The UGA Griffin campus degrees are designed to work in partnership with area two-year colleges, as students must have 60 hours of transferable college credit before enrolling in the degree programs.
“Partnering with Gordon College in a ‘two-plus-two program,’ students will take their freshman and sophomore classes on the Gordon campus and their junior and senior classes on the University of Georgia Griffin campus,” Arkin says.
“Gordon College’s close proximity and course offerings make the partnership an attractive one for students and institutions alike. I look forward to working with [Gordon College] President Larry Weill and his staff in this new venture.”
In the past, students pursuing bachelor’s degrees in the Griffin-Spalding County area have had to travel to Clayton or Bibb counties to continue their education past the associate degree level.

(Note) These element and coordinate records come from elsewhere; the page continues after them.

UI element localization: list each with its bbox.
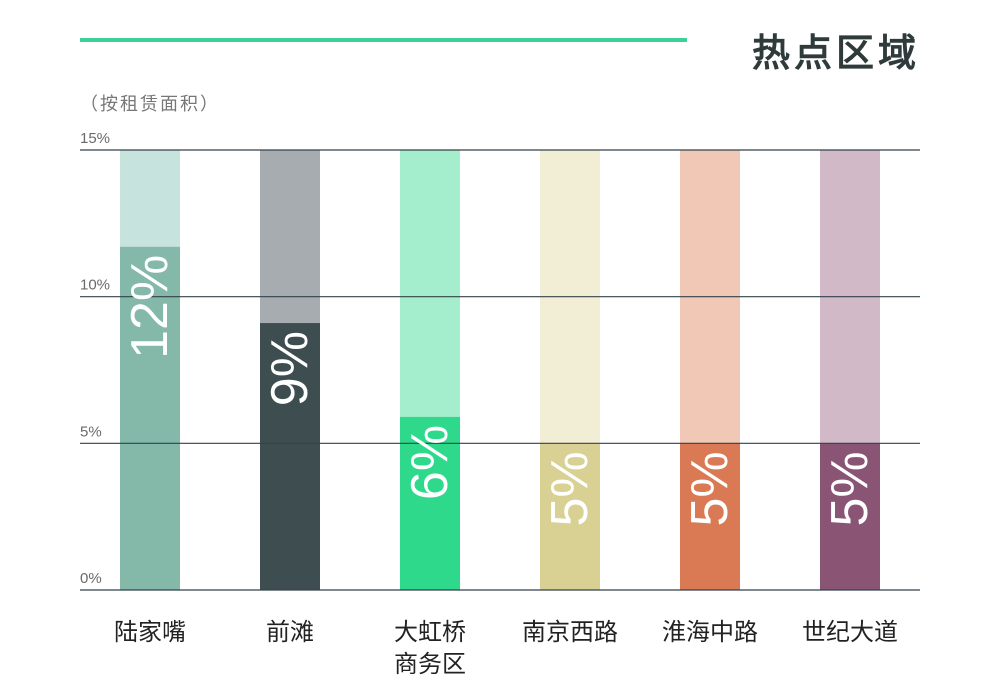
y-tick-label: 15%: [80, 130, 110, 147]
category-label: 商务区: [394, 650, 466, 678]
data-label: 12%: [121, 255, 179, 359]
chart-subtitle: （按租赁面积）: [80, 94, 220, 115]
bar: [400, 416, 460, 590]
category-label: 大虹桥: [394, 618, 466, 646]
category-label: 陆家嘴: [114, 618, 186, 646]
category-label: 南京西路: [522, 618, 618, 646]
y-tick-label: 0%: [80, 570, 102, 587]
title-accent-rule: [80, 38, 687, 42]
data-label: 9%: [261, 331, 319, 406]
data-label: 6%: [401, 425, 459, 500]
category-label: 世纪大道: [802, 618, 898, 646]
category-label: 前滩: [266, 618, 314, 646]
bar: [260, 323, 320, 590]
category-label: 淮海中路: [662, 618, 758, 646]
page-title: 热点区域: [751, 31, 920, 75]
y-tick-label: 5%: [80, 423, 102, 440]
bar: [680, 443, 740, 590]
bar: [540, 443, 600, 590]
data-label: 5%: [681, 451, 739, 526]
y-tick-label: 10%: [80, 277, 110, 294]
bar: [820, 443, 880, 590]
bar: [120, 246, 180, 591]
data-label: 5%: [541, 451, 599, 526]
data-label: 5%: [821, 451, 879, 526]
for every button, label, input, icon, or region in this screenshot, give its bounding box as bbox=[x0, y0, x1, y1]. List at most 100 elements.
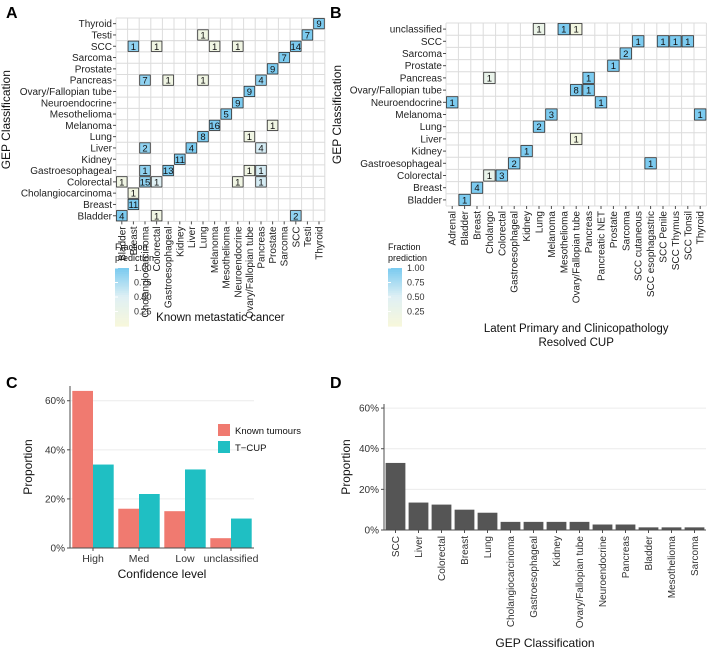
heatmap-cell-scc-penile-scc bbox=[656, 35, 670, 48]
bar-t-cup-high bbox=[93, 464, 114, 548]
legend-gradient-step bbox=[388, 285, 402, 288]
heatmap-cell-adrenal-neuroendocrine bbox=[446, 96, 459, 109]
y-tick-label-testi: Testi bbox=[91, 30, 112, 41]
legend-gradient-step bbox=[115, 273, 129, 277]
heatmap-cell-neuroendocrine-neuroendocrine bbox=[232, 97, 244, 109]
heatmap-cell-value: 15 bbox=[140, 177, 151, 188]
heatmap-cell-pancreas-colorectal bbox=[255, 176, 267, 188]
heatmap-cell-value: 1 bbox=[487, 73, 492, 84]
legend-gradient-step bbox=[388, 310, 402, 314]
legend-gradient-step bbox=[115, 279, 129, 283]
legend-title: prediction bbox=[388, 253, 427, 263]
y-tick-label-melanoma: Melanoma bbox=[65, 121, 112, 132]
x-tick-label-lung: Lung bbox=[535, 211, 546, 233]
heatmap-cell-value: 14 bbox=[291, 42, 302, 53]
legend-gradient-step bbox=[115, 271, 129, 275]
x-tick-label-scc-tonsil: SCC Tonsil bbox=[683, 211, 694, 260]
heatmap-cell-ovary-fallopian-tube-lung bbox=[243, 131, 256, 143]
legend-gradient-step bbox=[388, 297, 402, 300]
bar-lung bbox=[477, 512, 498, 530]
x-axis-title: Resolved CUP bbox=[538, 337, 614, 349]
heatmap-cell-bladder-colorectal bbox=[116, 176, 128, 188]
heatmap-cell-prostate-prostate bbox=[266, 63, 279, 75]
x-axis-title: Confidence level bbox=[118, 567, 207, 581]
heatmap-cell-value: 1 bbox=[648, 159, 653, 170]
y-tick-label-lung: Lung bbox=[90, 132, 112, 143]
heatmap-cell-pancreas-gastroesophageal bbox=[255, 164, 267, 177]
heatmap-cell-colorectal-scc bbox=[150, 40, 163, 52]
heatmap-cell-value: 1 bbox=[487, 171, 492, 182]
heatmap-cell-value: 1 bbox=[142, 166, 147, 177]
heatmap-cell-value: 1 bbox=[258, 177, 263, 188]
legend-gradient-step bbox=[388, 306, 402, 310]
y-tick-label-gastroesophageal: Gastroesophageal bbox=[30, 166, 112, 177]
legend-gradient-step bbox=[388, 271, 402, 275]
y-tick-label-liver: Liver bbox=[90, 143, 112, 154]
y-tick-label-thyroid: Thyroid bbox=[79, 19, 112, 30]
x-axis-title: GEP Classification bbox=[495, 636, 594, 650]
heatmap-cell-colorectal-bladder bbox=[150, 210, 163, 222]
legend-gradient-step bbox=[115, 316, 129, 319]
heatmap-cell-melanoma-scc bbox=[208, 40, 221, 52]
legend-gradient-step bbox=[388, 316, 402, 319]
y-tick-label-pancreas: Pancreas bbox=[70, 76, 112, 87]
y-tick-label-liver: Liver bbox=[420, 134, 442, 145]
legend-gradient-step bbox=[388, 320, 402, 323]
x-tick-label-liver: Liver bbox=[414, 535, 425, 557]
legend-gradient-step bbox=[388, 268, 402, 271]
bar-t-cup-med bbox=[139, 494, 160, 548]
heatmap-cell-value: 1 bbox=[524, 147, 529, 158]
legend-gradient-step bbox=[115, 298, 129, 302]
x-tick-label-gastroesophageal: Gastroesophageal bbox=[510, 211, 521, 293]
heatmap-cell-ovary-fallopian-tube-ovary-fallopian-tube bbox=[243, 85, 256, 98]
heatmap-cell-ovary-fallopian-tube-gastroesophageal bbox=[243, 164, 256, 177]
heatmap-cell-value: 9 bbox=[316, 19, 321, 30]
x-tick-label-melanoma: Melanoma bbox=[547, 211, 558, 258]
x-tick-label-unclassified: unclassified bbox=[204, 553, 259, 565]
legend-gradient-step bbox=[115, 302, 129, 306]
legend-gradient-step bbox=[388, 318, 402, 321]
legend-gradient-step bbox=[388, 302, 402, 306]
legend-gradient-step bbox=[115, 295, 129, 298]
bar-t-cup-low bbox=[185, 469, 206, 548]
legend-gradient-step bbox=[115, 275, 129, 279]
x-tick-label-cholangiocarcinoma: Cholangiocarcinoma bbox=[506, 536, 517, 628]
x-tick-label-melanoma: Melanoma bbox=[210, 226, 221, 273]
bar-liver bbox=[408, 502, 429, 530]
heatmap-cell-value: 1 bbox=[154, 42, 159, 53]
heatmap-cell-value: 3 bbox=[499, 171, 504, 182]
bar-scc bbox=[385, 462, 406, 530]
heatmap-cell-scc-esophagastric-gastroesophageal bbox=[644, 157, 657, 170]
x-tick-label-thyroid: Thyroid bbox=[315, 226, 326, 259]
heatmap-cell-value: 13 bbox=[163, 166, 174, 177]
bar-bladder bbox=[638, 527, 659, 530]
heatmap-cell-melanoma-melanoma bbox=[545, 108, 558, 121]
legend-gradient-step bbox=[388, 283, 402, 286]
heatmap-cell-lung-testi bbox=[197, 29, 209, 41]
legend-gradient-step bbox=[115, 289, 129, 292]
bar-colorectal bbox=[431, 504, 452, 530]
panel-c: 0% 20% 40% 60% High Med Low unclassified Confide… bbox=[21, 386, 301, 581]
y-tick-label: 60% bbox=[45, 396, 65, 407]
x-tick-label-sarcoma: Sarcoma bbox=[280, 226, 291, 266]
heatmap-cell-kidney-kidney bbox=[520, 145, 533, 158]
heatmap-cell-value: 1 bbox=[574, 134, 579, 145]
y-tick-label-sarcoma: Sarcoma bbox=[402, 49, 442, 60]
heatmap-cell-sarcoma-sarcoma bbox=[619, 47, 632, 60]
heatmap-cell-value: 2 bbox=[536, 122, 541, 133]
x-tick-label-cholangiocarcinoma: Cholangiocarcinoma bbox=[141, 226, 152, 318]
y-tick-label-neuroendocrine: Neuroendocrine bbox=[41, 98, 113, 109]
heatmap-cell-value: 9 bbox=[235, 98, 240, 109]
heatmap-cell-value: 2 bbox=[142, 143, 147, 154]
bar-cholangiocarcinoma bbox=[500, 521, 521, 530]
heatmap-cell-neuroendocrine-scc bbox=[232, 40, 244, 52]
bar-ovary-fallopian-tube bbox=[569, 521, 590, 530]
legend-gradient-step bbox=[388, 291, 402, 294]
heatmap-cell-value: 1 bbox=[586, 73, 591, 84]
heatmap-cell-value: 1 bbox=[673, 37, 678, 48]
heatmap-cell-value: 1 bbox=[212, 42, 217, 53]
y-tick-label: 20% bbox=[45, 494, 65, 505]
x-axis-title: Known metastatic cancer bbox=[156, 312, 285, 324]
legend-gradient-step bbox=[115, 306, 129, 310]
bar-known-tumours-unclassified bbox=[210, 538, 231, 548]
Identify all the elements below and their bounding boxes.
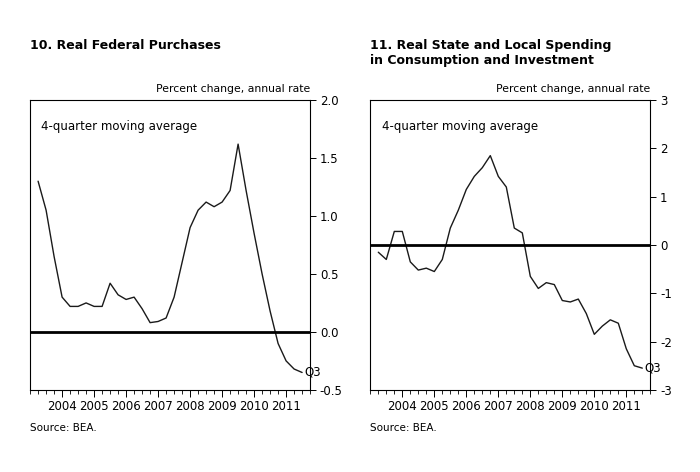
Text: Source: BEA.: Source: BEA.: [370, 423, 437, 433]
Text: Q3: Q3: [304, 366, 321, 379]
Text: 4-quarter moving average: 4-quarter moving average: [382, 120, 538, 134]
Text: Percent change, annual rate: Percent change, annual rate: [496, 84, 650, 94]
Text: 10. Real Federal Purchases: 10. Real Federal Purchases: [30, 39, 221, 52]
Text: Percent change, annual rate: Percent change, annual rate: [156, 84, 310, 94]
Text: Source: BEA.: Source: BEA.: [30, 423, 97, 433]
Text: 11. Real State and Local Spending
in Consumption and Investment: 11. Real State and Local Spending in Con…: [370, 39, 612, 67]
Text: Q3: Q3: [644, 362, 661, 375]
Text: 4-quarter moving average: 4-quarter moving average: [41, 120, 197, 134]
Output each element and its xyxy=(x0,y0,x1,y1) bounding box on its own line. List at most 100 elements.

“Offering UGA undergraduate degree programs on the Griffin campus is a major step in making higher education ever more accessible to students,” Arkin says. “The University of Georgia Griffin campus undergraduate degree programs are intended to offer convenience and accessibility for students who cannot go to Athens for their degrees because of jobs, family or other commitments.”
The new majors require students to meet UGA’s transferring student requirements: at least 60 hours of credit and at least a 2.5 grade point average. Once accepted, students can attend classes in Griffin, rather than in Athens, and still be an official UGA student.
“After they meet all the university standards, our Griffin students will become bona fide UGA ID-carrying students,” says Marilyn Johnson, coordinator of academic programs on the Griffin campus.
The first six upper-level Griffin campus courses will be taught this fall, from 8 a.m. until noon on weekdays, by UGA Griffin campus faculty.